The Casoni intradermal (ID) test, using two antigens, was compared with the immunoelectrophoresis (IEP) test for diagnosis in 47 surgically confirmed cases of hydatid disease and 73 non-hydatid persons. An antigen prepared from boiled hydatid cyst fluid (HF) was markedly more sensitive in the ID test than another prepared from whole HF but both produced false-positive reactions in three persons with other disease conditions. The IEP test yielded no false positives and its sensitivity was similar to the ID test using the more sensitive boiled HF antigen. Some patients were ID-positive and IEP-negative and vice-versa.

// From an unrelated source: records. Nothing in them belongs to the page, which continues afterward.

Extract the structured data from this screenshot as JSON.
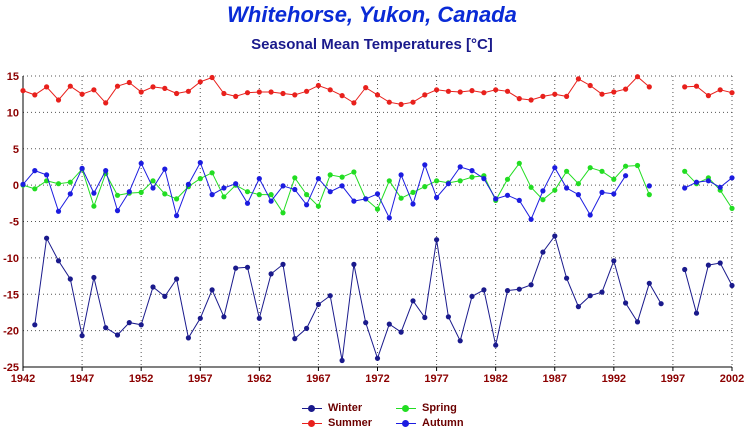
{
  "title": "Whitehorse, Yukon, Canada",
  "subtitle": "Seasonal Mean Temperatures [°C]",
  "colors": {
    "title": "#0a2bd6",
    "subtitle": "#1a1a8c",
    "axis_tick": "#8b0000",
    "grid": "#555555",
    "Winter": "#1a1a8c",
    "Spring": "#22dd22",
    "Summer": "#e8201c",
    "Autumn": "#1c1ce0"
  },
  "chart_data": {
    "type": "line",
    "title": "Whitehorse, Yukon, Canada",
    "subtitle": "Seasonal Mean Temperatures [°C]",
    "xlabel": "",
    "ylabel": "",
    "xlim": [
      1942,
      2002
    ],
    "ylim": [
      -25,
      15
    ],
    "x_ticks": [
      1942,
      1947,
      1952,
      1957,
      1962,
      1967,
      1972,
      1977,
      1982,
      1987,
      1992,
      1997,
      2002
    ],
    "y_ticks": [
      -25,
      -20,
      -15,
      -10,
      -5,
      0,
      5,
      10,
      15
    ],
    "grid": true,
    "legend_position": "bottom-center",
    "x": [
      1942,
      1943,
      1944,
      1945,
      1946,
      1947,
      1948,
      1949,
      1950,
      1951,
      1952,
      1953,
      1954,
      1955,
      1956,
      1957,
      1958,
      1959,
      1960,
      1961,
      1962,
      1963,
      1964,
      1965,
      1966,
      1967,
      1968,
      1969,
      1970,
      1971,
      1972,
      1973,
      1974,
      1975,
      1976,
      1977,
      1978,
      1979,
      1980,
      1981,
      1982,
      1983,
      1984,
      1985,
      1986,
      1987,
      1988,
      1989,
      1990,
      1991,
      1992,
      1993,
      1994,
      1995,
      1996,
      1997,
      1998,
      1999,
      2000,
      2001,
      2002
    ],
    "series": [
      {
        "name": "Winter",
        "values": [
          null,
          -19.2,
          -7.3,
          -10.4,
          -12.9,
          -20.7,
          -12.7,
          -19.6,
          -20.6,
          -18.9,
          -19.2,
          -14.0,
          -15.3,
          -12.9,
          -21.0,
          -18.3,
          -14.4,
          -18.1,
          -11.4,
          -11.3,
          -18.3,
          -12.2,
          -10.9,
          -21.1,
          -19.7,
          -16.4,
          -15.2,
          -24.1,
          -10.9,
          -18.9,
          -23.8,
          -19.1,
          -20.2,
          -15.9,
          -18.2,
          -7.5,
          -18.1,
          -21.4,
          -15.3,
          -14.4,
          -22.0,
          -14.5,
          -14.3,
          -13.7,
          -9.2,
          -7.0,
          -12.8,
          -16.7,
          -15.2,
          -14.7,
          -10.4,
          -16.2,
          -18.8,
          -13.5,
          -16.3,
          null,
          -11.6,
          -17.6,
          -11.0,
          -10.7,
          -13.8
        ]
      },
      {
        "name": "Spring",
        "values": [
          0.0,
          -0.5,
          0.6,
          0.2,
          0.4,
          2.2,
          -2.9,
          1.6,
          -1.4,
          -1.1,
          -1.0,
          0.6,
          -1.2,
          -1.9,
          -0.2,
          0.9,
          1.7,
          -1.6,
          0.0,
          -0.9,
          -1.3,
          -1.3,
          -3.8,
          1.0,
          -1.3,
          -2.9,
          1.4,
          1.1,
          1.8,
          -1.9,
          -3.3,
          0.6,
          -1.8,
          -1.0,
          -0.2,
          0.6,
          0.3,
          0.6,
          1.1,
          1.3,
          -2.1,
          0.8,
          3.0,
          -0.3,
          -2.0,
          -0.7,
          1.9,
          0.2,
          2.4,
          1.9,
          0.8,
          2.6,
          2.7,
          -1.3,
          null,
          null,
          1.9,
          0.2,
          1.0,
          -0.7,
          -3.2
        ]
      },
      {
        "name": "Summer",
        "values": [
          13.0,
          12.4,
          13.5,
          11.7,
          13.6,
          12.5,
          13.1,
          11.3,
          13.6,
          14.1,
          12.8,
          13.5,
          13.3,
          12.6,
          12.9,
          14.2,
          14.8,
          12.6,
          12.2,
          12.7,
          12.8,
          12.8,
          12.6,
          12.4,
          12.9,
          13.7,
          13.1,
          12.3,
          11.3,
          13.4,
          12.4,
          11.4,
          11.1,
          11.4,
          12.4,
          13.1,
          12.9,
          12.8,
          13.0,
          12.7,
          13.1,
          12.9,
          11.9,
          11.7,
          12.2,
          12.5,
          12.2,
          14.6,
          13.7,
          12.5,
          12.8,
          13.2,
          14.9,
          13.5,
          null,
          null,
          13.5,
          13.6,
          12.3,
          13.1,
          12.7
        ]
      },
      {
        "name": "Autumn",
        "values": [
          0.1,
          2.0,
          1.4,
          -3.6,
          -1.2,
          2.3,
          -1.1,
          2.0,
          -3.5,
          -0.9,
          3.0,
          -0.4,
          2.2,
          -4.2,
          0.1,
          3.1,
          -1.3,
          -0.4,
          0.2,
          -2.5,
          0.9,
          -2.2,
          -0.1,
          -0.6,
          -2.7,
          0.9,
          -0.9,
          -0.1,
          -2.2,
          -1.9,
          -1.2,
          -4.5,
          1.4,
          -2.6,
          2.8,
          -1.7,
          0.2,
          2.5,
          2.0,
          0.9,
          -1.9,
          -1.4,
          -2.1,
          -4.7,
          -0.8,
          2.4,
          -0.4,
          -1.3,
          -4.1,
          -1.0,
          -1.2,
          1.3,
          null,
          -0.1,
          null,
          null,
          -0.4,
          0.4,
          0.6,
          -0.3,
          1.0
        ]
      }
    ]
  }
}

Diagnostic sensitivity of both tests varied according to the localization and condition of the cyst. A detectable immune response was more frequent in patients with liver cysts than in those with lung cysts. Regardless of cyst localization, lowest diagnostic sensitivity was observed in patients whose cysts were intact and of the hyaline type, whereas recently broken cysts were associated with the most consistently detectable immune response. The limitations of the ID test are discussed and it is suggested that, until more specific antigens are available, there appears to be little value in utilizing this test where the more specific serological techniques are available.